As I lie here having finished another SANS Course this time the 508 Advanced Computer Forensic Analysis and Incident Response, it occurs to me that everyday is and always will be a learning day! No one person within our chosen specialisation will ever be able to proclaim that they know it all (although some certainly come close!) Even our instructor Chad Tilbury (Forensic Guru) admits that he picks up something new from every course he teaches.
it has solidified my opinion that to defeat the evil minions trying to steal our data or indeed trying to hide their own, we as a community need to be as collaborative as possible, sharing our knowledge and experience as much as we can.

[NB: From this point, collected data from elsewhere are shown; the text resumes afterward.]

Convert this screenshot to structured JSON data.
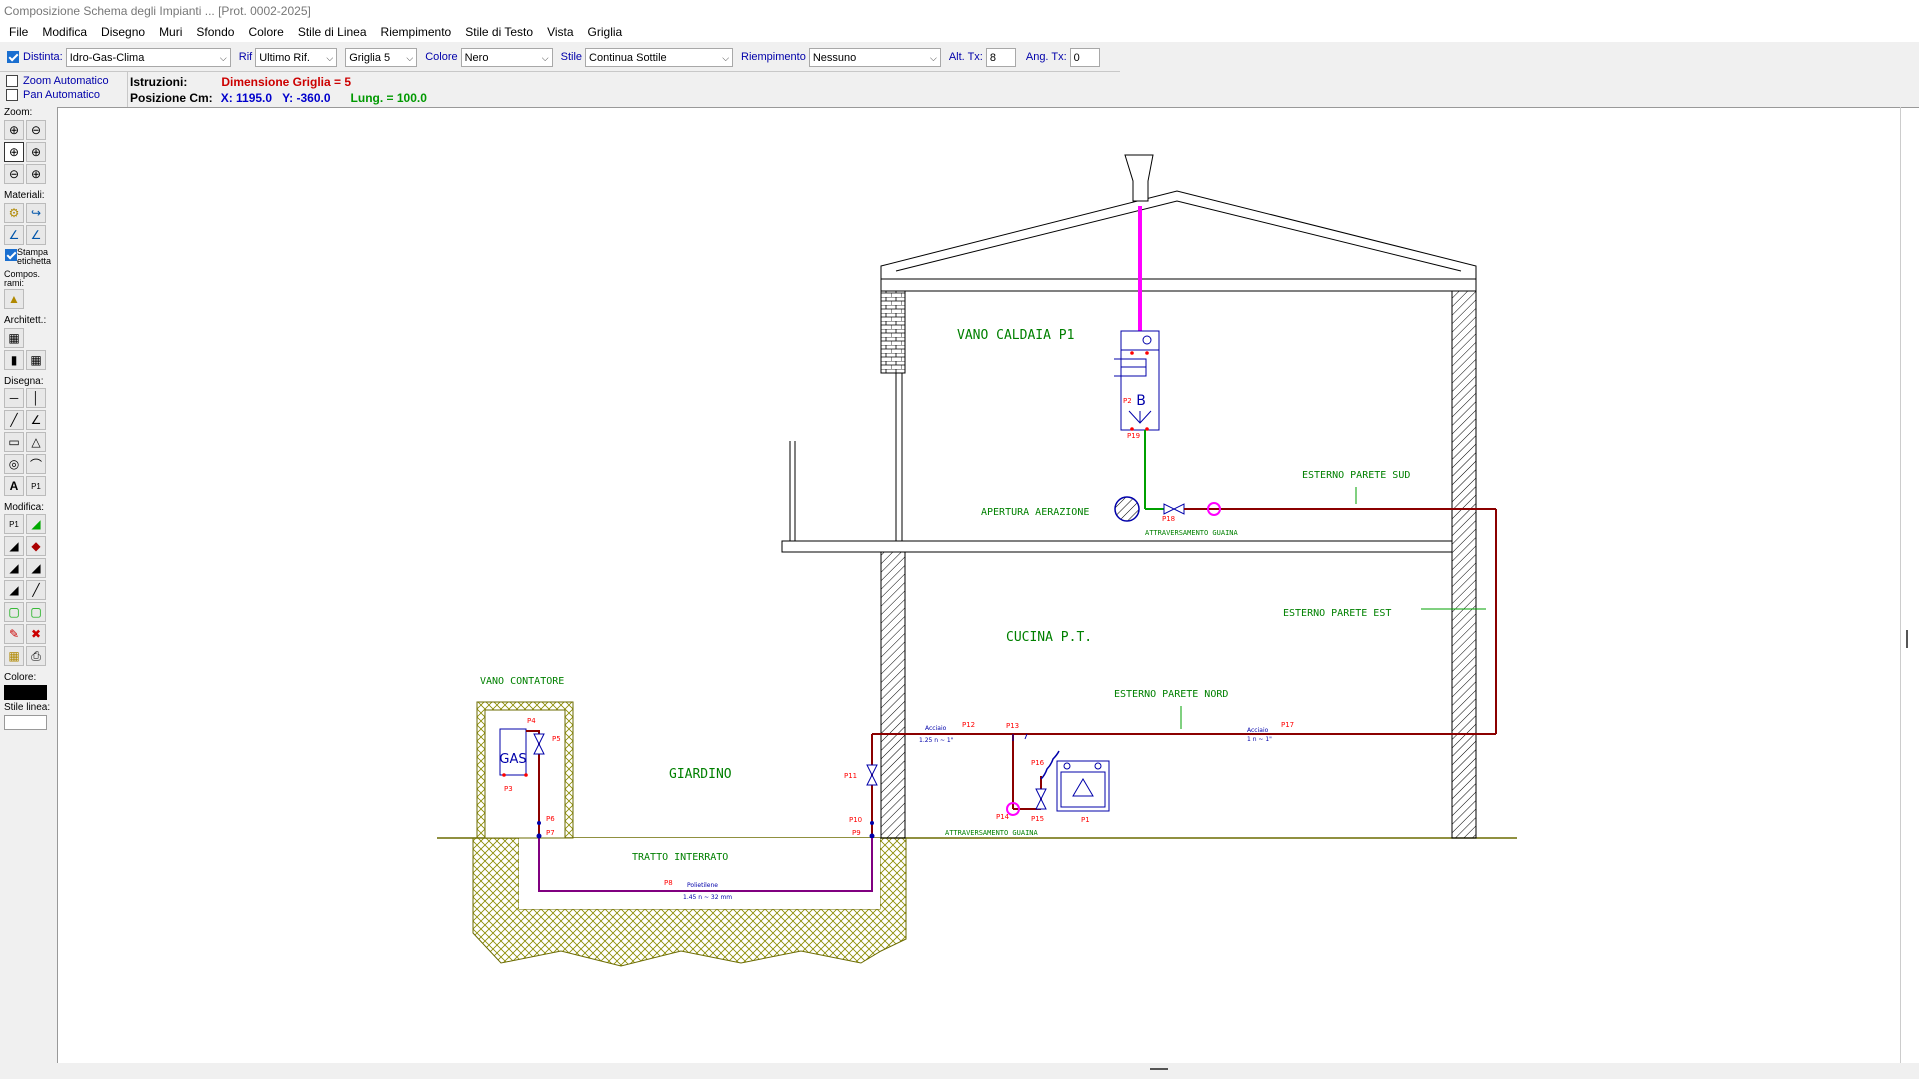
{
  "window": {
    "title": "Composizione Schema degli Impianti ...   [Prot.  0002-2025]"
  },
  "menu": [
    "File",
    "Modifica",
    "Disegno",
    "Muri",
    "Sfondo",
    "Colore",
    "Stile di Linea",
    "Riempimento",
    "Stile di Testo",
    "Vista",
    "Griglia"
  ],
  "toolbar": {
    "distinta_label": "Distinta:",
    "distinta_value": "Idro-Gas-Clima",
    "rif_label": "Rif",
    "rif_value": "Ultimo Rif.",
    "griglia_value": "Griglia  5",
    "colore_label": "Colore",
    "colore_value": "Nero",
    "stile_label": "Stile",
    "stile_value": "Continua Sottile",
    "riempimento_label": "Riempimento",
    "riempimento_value": "Nessuno",
    "alt_label": "Alt. Tx:",
    "alt_value": "8",
    "ang_label": "Ang. Tx:",
    "ang_value": "0"
  },
  "options": {
    "zoom_auto": "Zoom Automatico",
    "pan_auto": "Pan Automatico"
  },
  "instructions": {
    "istruzioni_label": "Istruzioni:",
    "istruzioni_value": "Dimensione Griglia = 5",
    "posizione_label": "Posizione  Cm:",
    "x_value": "X: 1195.0",
    "y_value": "Y:  -360.0",
    "lung_value": "Lung. =  100.0"
  },
  "sidebar": {
    "zoom": "Zoom:",
    "materiali": "Materiali:",
    "stampa": "Stampa",
    "etichetta": "etichetta",
    "compos": "Compos.",
    "rami": "rami:",
    "architett": "Architett.:",
    "disegna": "Disegna:",
    "modifica": "Modifica:",
    "colore": "Colore:",
    "stile_linea": "Stile linea:"
  },
  "drawing": {
    "labels": {
      "vano_caldaia": "VANO CALDAIA P1",
      "apertura": "APERTURA AERAZIONE",
      "esterno_sud": "ESTERNO PARETE SUD",
      "esterno_est": "ESTERNO PARETE EST",
      "esterno_nord": "ESTERNO PARETE NORD",
      "cucina": "CUCINA P.T.",
      "vano_contatore": "VANO CONTATORE",
      "giardino": "GIARDINO",
      "tratto": "TRATTO INTERRATO",
      "attraversamento1": "ATTRAVERSAMENTO GUAINA",
      "attraversamento2": "ATTRAVERSAMENTO GUAINA",
      "gas": "GAS",
      "boiler": "B"
    },
    "points": {
      "P1": "P1",
      "P2": "P2",
      "P3": "P3",
      "P4": "P4",
      "P5": "P5",
      "P6": "P6",
      "P7": "P7",
      "P8": "P8",
      "P9": "P9",
      "P10": "P10",
      "P11": "P11",
      "P12": "P12",
      "P13": "P13",
      "P14": "P14",
      "P15": "P15",
      "P16": "P16",
      "P17": "P17",
      "P18": "P18",
      "P19": "P19"
    },
    "pipe_notes": {
      "n1": "Acciaio",
      "n2": "1.25 n ~ 1\"",
      "n3": "Polietilene",
      "n4": "1.45 n ~ 32 mm",
      "n5": "Acciaio",
      "n6": "1 n ~ 1\""
    },
    "colors": {
      "gas_pipe": "#8b0000",
      "flue": "#ff00ff",
      "green_pipe": "#00a000",
      "text_green": "#008000",
      "point_red": "#ff0000",
      "fill_olive": "#9a9a00"
    }
  }
}
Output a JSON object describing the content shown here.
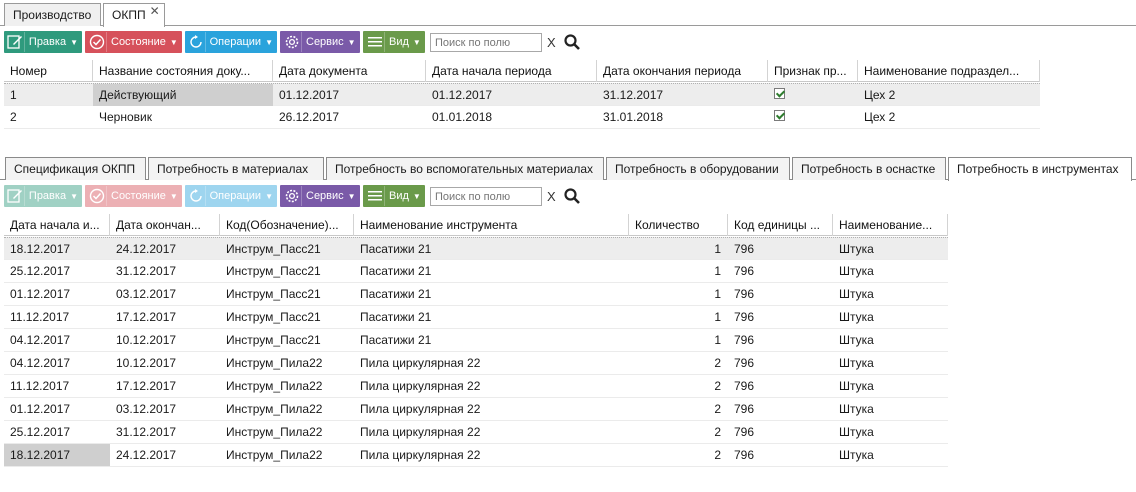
{
  "top_tabs": [
    {
      "label": "Производство"
    },
    {
      "label": "ОКПП"
    }
  ],
  "top_tab_close": "✕",
  "toolbar": {
    "edit_label": "Правка",
    "state_label": "Состояние",
    "ops_label": "Операции",
    "service_label": "Сервис",
    "view_label": "Вид",
    "search_placeholder": "Поиск по полю",
    "clear_label": "X",
    "colors": {
      "edit": "#2f9a7d",
      "state": "#d6515b",
      "ops": "#2aa3dc",
      "service": "#7a5aa8",
      "view": "#6a9a4a"
    }
  },
  "doc_grid": {
    "columns": [
      "Номер",
      "Название состояния доку...",
      "Дата документа",
      "Дата начала периода",
      "Дата окончания периода",
      "Признак пр...",
      "Наименование подраздел..."
    ],
    "rows": [
      {
        "num": "1",
        "state": "Действующий",
        "doc_date": "01.12.2017",
        "start": "01.12.2017",
        "end": "31.12.2017",
        "flag": true,
        "dept": "Цех 2"
      },
      {
        "num": "2",
        "state": "Черновик",
        "doc_date": "26.12.2017",
        "start": "01.01.2018",
        "end": "31.01.2018",
        "flag": true,
        "dept": "Цех 2"
      }
    ]
  },
  "sub_tabs": [
    {
      "label": "Спецификация ОКПП"
    },
    {
      "label": "Потребность в материалах"
    },
    {
      "label": "Потребность во вспомогательных материалах"
    },
    {
      "label": "Потребность в оборудовании"
    },
    {
      "label": "Потребность в оснастке"
    },
    {
      "label": "Потребность в инструментах"
    }
  ],
  "tools_grid": {
    "columns": [
      "Дата начала и...",
      "Дата окончан...",
      "Код(Обозначение)...",
      "Наименование инструмента",
      "Количество",
      "Код единицы ...",
      "Наименование..."
    ],
    "rows": [
      [
        "18.12.2017",
        "24.12.2017",
        "Инструм_Пасс21",
        "Пасатижи 21",
        "1",
        "796",
        "Штука"
      ],
      [
        "25.12.2017",
        "31.12.2017",
        "Инструм_Пасс21",
        "Пасатижи 21",
        "1",
        "796",
        "Штука"
      ],
      [
        "01.12.2017",
        "03.12.2017",
        "Инструм_Пасс21",
        "Пасатижи 21",
        "1",
        "796",
        "Штука"
      ],
      [
        "11.12.2017",
        "17.12.2017",
        "Инструм_Пасс21",
        "Пасатижи 21",
        "1",
        "796",
        "Штука"
      ],
      [
        "04.12.2017",
        "10.12.2017",
        "Инструм_Пасс21",
        "Пасатижи 21",
        "1",
        "796",
        "Штука"
      ],
      [
        "04.12.2017",
        "10.12.2017",
        "Инструм_Пила22",
        "Пила циркулярная 22",
        "2",
        "796",
        "Штука"
      ],
      [
        "11.12.2017",
        "17.12.2017",
        "Инструм_Пила22",
        "Пила циркулярная 22",
        "2",
        "796",
        "Штука"
      ],
      [
        "01.12.2017",
        "03.12.2017",
        "Инструм_Пила22",
        "Пила циркулярная 22",
        "2",
        "796",
        "Штука"
      ],
      [
        "25.12.2017",
        "31.12.2017",
        "Инструм_Пила22",
        "Пила циркулярная 22",
        "2",
        "796",
        "Штука"
      ],
      [
        "18.12.2017",
        "24.12.2017",
        "Инструм_Пила22",
        "Пила циркулярная 22",
        "2",
        "796",
        "Штука"
      ]
    ]
  }
}
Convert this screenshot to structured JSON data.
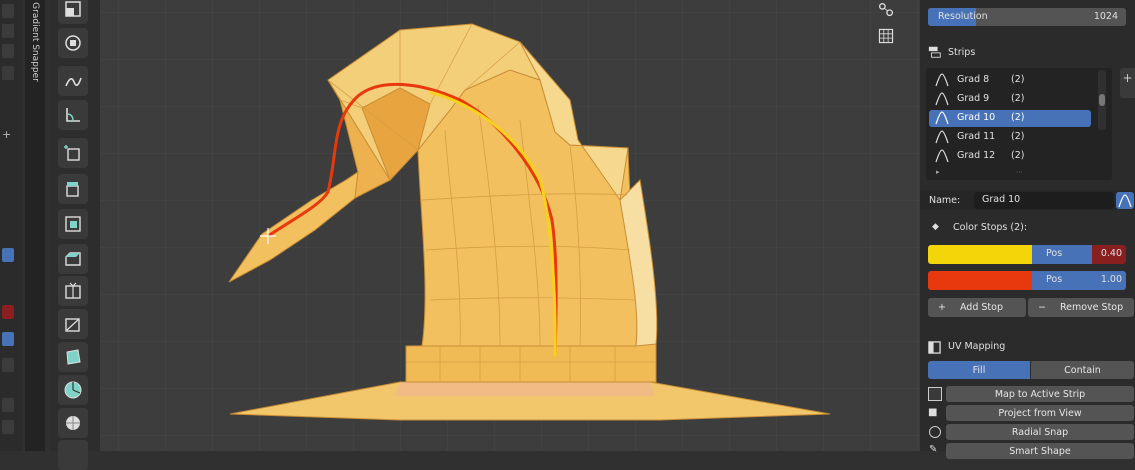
{
  "sidebar_tab": {
    "label": "Gradient Snapper"
  },
  "resolution": {
    "label": "Resolution",
    "value": "1024"
  },
  "strips": {
    "title": "Strips",
    "items": [
      {
        "name": "Grad 8",
        "count": "(2)"
      },
      {
        "name": "Grad 9",
        "count": "(2)"
      },
      {
        "name": "Grad 10",
        "count": "(2)"
      },
      {
        "name": "Grad 11",
        "count": "(2)"
      },
      {
        "name": "Grad 12",
        "count": "(2)"
      }
    ],
    "selected_index": 2
  },
  "name_field": {
    "label": "Name:",
    "value": "Grad 10"
  },
  "color_stops": {
    "title": "Color Stops (2):",
    "stops": [
      {
        "color": "#f2d60a",
        "pos_label": "Pos",
        "pos": "0.40"
      },
      {
        "color": "#e8380e",
        "pos_label": "Pos",
        "pos": "1.00"
      }
    ],
    "add_label": "Add Stop",
    "remove_label": "Remove Stop"
  },
  "uv_mapping": {
    "title": "UV Mapping",
    "modes": [
      "Fill",
      "Contain"
    ],
    "active_mode": "Fill",
    "actions": [
      "Map to Active Strip",
      "Project from View",
      "Radial Snap",
      "Smart Shape"
    ]
  },
  "colors": {
    "accent": "#4872b8",
    "mesh": "#f0b84a",
    "stroke": "#e8380e"
  }
}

It is one of the reasons I enjoy attending SANS courses, the instructors I have encountered so far have been in the trenches as practitioners, they have literally all been there got the T-shirt and been back for more. It is their real life experiences alongside the slides of information that add real benefit. On top of that the participants within the room add their own experiences but also become contacts, dare I say it friends you can call on in the future when you hit a brick wall in your latest investigation. Every person has their own niche area of the forensic scene, which they enjoy that little bit more than others and therefore become that goldmine of information on the subject that might just help you break open the case!
This weeks course has made me realise that I need to spend a lot more time on my memory analysis ninja skills, it has also shown me that there are some amazing tools out there which will make life a lot easier! Two tools that I really like the look of and will hopefully become a lot more familiar with in the coming months are:
- Mantaray – Quite simply a brilliant project which pulls together numerous open source forensic tools and automates the process giving you outputs for analysis.
- Plaso – This is replacing log2timeline and when all of the plugins have been ported over will be the go to tool for creating super timelines. I now ask myself how I ever managed forensic analysis without the use of super timelines! Plaso is based on the python scripting language.
That brings me nicely onto my last point for now which is something a friend of mine has been constantly harassing me about for a very long time now! I really need to learn Python and to be honest its not until now I realised just how right he was (just don’t tell him that). The ability to create scripts to carry out some of our very mandrolic tasks is worth its weight in gold! It wasn’t the only thing he harrasesd me about, the other was blogging! He may come to regret that one though.
I hope you have enjoyed reading my first blog and that over time I will be able to build on this and maybe it will help others new to the field in the future.